The ironies abound in this case of court-ordered segregation. A federal judge, the symbol in the 1960s of the federal government’s efforts to ensure equality, returned in the 1970s to the Southern way of segregating the races by law; indeed, the very judge who ended segregation at Reidsville in 1974 was responsible in 1978 for its resurrection. A civil rights group responsible for many landmark desegregation cases accepted the order to segregate without protest. A “New South” governor elected with the support of a majority of Black voters relied on an old refrain for explaining the cause of the violence. Finally, the racial violence, which segregation was expected to end, viciously reoccurred.
The judge’s decision to segregate the dormitories at Reidsville becomes one more example of the public retreat from a national commitment for racial equality. As one observer noted, “It’s interesting that a federal judge has recognized that at least in one institution a remedy against an old injustice is now itself a source of danger … (and) it’s very, very sad.”

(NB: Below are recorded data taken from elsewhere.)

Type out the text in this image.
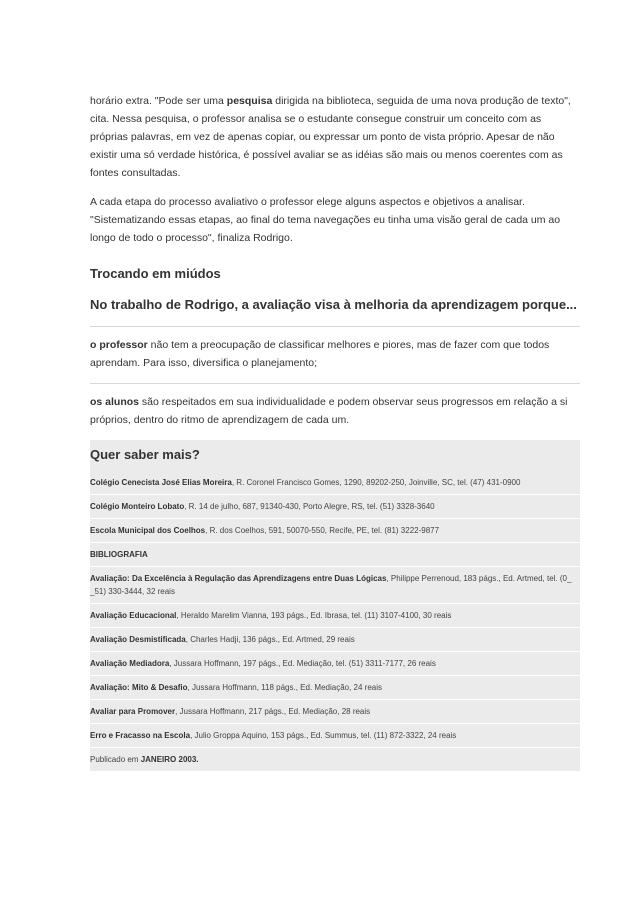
horário extra. "Pode ser uma pesquisa dirigida na biblioteca, seguida de uma nova produção de texto", cita. Nessa pesquisa, o professor analisa se o estudante consegue construir um conceito com as próprias palavras, em vez de apenas copiar, ou expressar um ponto de vista próprio. Apesar de não existir uma só verdade histórica, é possível avaliar se as idéias são mais ou menos coerentes com as fontes consultadas.

A cada etapa do processo avaliativo o professor elege alguns aspectos e objetivos a analisar. "Sistematizando essas etapas, ao final do tema navegações eu tinha uma visão geral de cada um ao longo de todo o processo", finaliza Rodrigo.

Trocando em miúdos
No trabalho de Rodrigo, a avaliação visa à melhoria da aprendizagem porque...

o professor não tem a preocupação de classificar melhores e piores, mas de fazer com que todos aprendam. Para isso, diversifica o planejamento;

os alunos são respeitados em sua individualidade e podem observar seus progressos em relação a si próprios, dentro do ritmo de aprendizagem de cada um.

Quer saber mais?
Colégio Cenecista José Elias Moreira, R. Coronel Francisco Gomes, 1290, 89202-250, Joinville, SC, tel. (47) 431-0900
Colégio Monteiro Lobato, R. 14 de julho, 687, 91340-430, Porto Alegre, RS, tel. (51) 3328-3640
Escola Municipal dos Coelhos, R. dos Coelhos, 591, 50070-550, Recife, PE, tel. (81) 3222-9877
BIBLIOGRAFIA
Avaliação: Da Excelência à Regulação das Aprendizagens entre Duas Lógicas, Philippe Perrenoud, 183 págs., Ed. Artmed, tel. (0_ _51) 330-3444, 32 reais
Avaliação Educacional, Heraldo Marelim Vianna, 193 págs., Ed. Ibrasa, tel. (11) 3107-4100, 30 reais
Avaliação Desmistificada, Charles Hadji, 136 págs., Ed. Artmed, 29 reais
Avaliação Mediadora, Jussara Hoffmann, 197 págs., Ed. Mediação, tel. (51) 3311-7177, 26 reais
Avaliação: Mito & Desafio, Jussara Hoffmann, 118 págs., Ed. Mediação, 24 reais
Avaliar para Promover, Jussara Hoffmann, 217 págs., Ed. Mediação, 28 reais
Erro e Fracasso na Escola, Julio Groppa Aquino, 153 págs., Ed. Summus, tel. (11) 872-3322, 24 reais
Publicado em JANEIRO 2003.
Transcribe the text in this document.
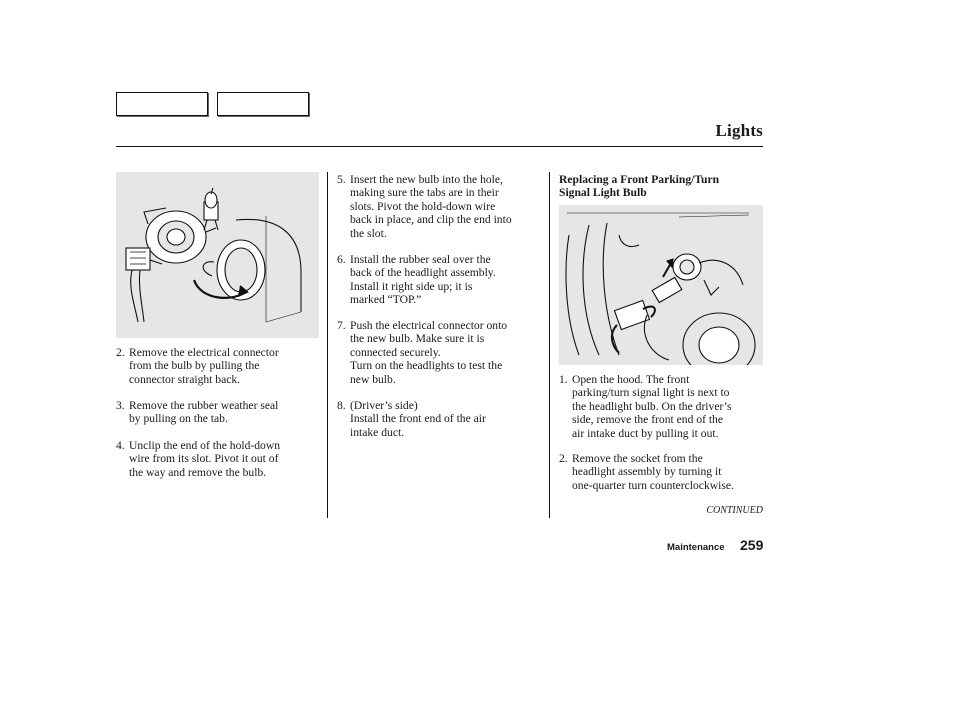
Lights
2. Remove the electrical connector
from the bulb by pulling the
connector straight back.
3. Remove the rubber weather seal
by pulling on the tab.
4. Unclip the end of the hold-down
wire from its slot. Pivot it out of
the way and remove the bulb.
5. Insert the new bulb into the hole,
making sure the tabs are in their
slots. Pivot the hold-down wire
back in place, and clip the end into
the slot.
6. Install the rubber seal over the
back of the headlight assembly.
Install it right side up; it is
marked “TOP.”
7. Push the electrical connector onto
the new bulb. Make sure it is
connected securely.
Turn on the headlights to test the
new bulb.
8. (Driver’s side)
Install the front end of the air
intake duct.
Replacing a Front Parking/Turn
Signal Light Bulb
1. Open the hood. The front
parking/turn signal light is next to
the headlight bulb. On the driver’s
side, remove the front end of the
air intake duct by pulling it out.
2. Remove the socket from the
headlight assembly by turning it
one-quarter turn counterclockwise.
CONTINUED
Maintenance 259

The court’s experiment in partial segregation has proved as ineffective as wiring a fat person’s jaws to vary regular eating habits. With the artificial barrier removed, the prisoners must still try to live with members of the other race without fighting them, and prison officials must proceed with their attempts to contain violence. Segregation could not eliminate racial attacks at Reidsville unless it was expanded to include complete separation of the races at all times. No one, not even the White prisoners who want the checkerboard dormitories to continue, has suggested total segregation.
Unfortunately, the absence of moral leadership in this situation provides little encouragement that the state will be ready to adopt more costly and politically unpopular alternatives to preventing violence. Segregation has only succeeded in stimulating that dark racist side of humanity to manifest itself. For once segregated conditions are created, especially in a place where men react to problems through violence, it becomes more difficult to return to integration.
The one possibly hopeful result is that the state will finally abandon its unhealthy reliance on separation of the races as a means for overcoming racial antagonism. Surely the events of the past eight months have discredited such simplistic reasoning as integration causes racial violence, or segregation prevents it. If not, our public officials will be conceding that they lack control over the prisons and fostering inevitable triumph of racism.
Ginny Looney is a researcher studying the effects of rape on women and the ways they resolve problems caused by the assault.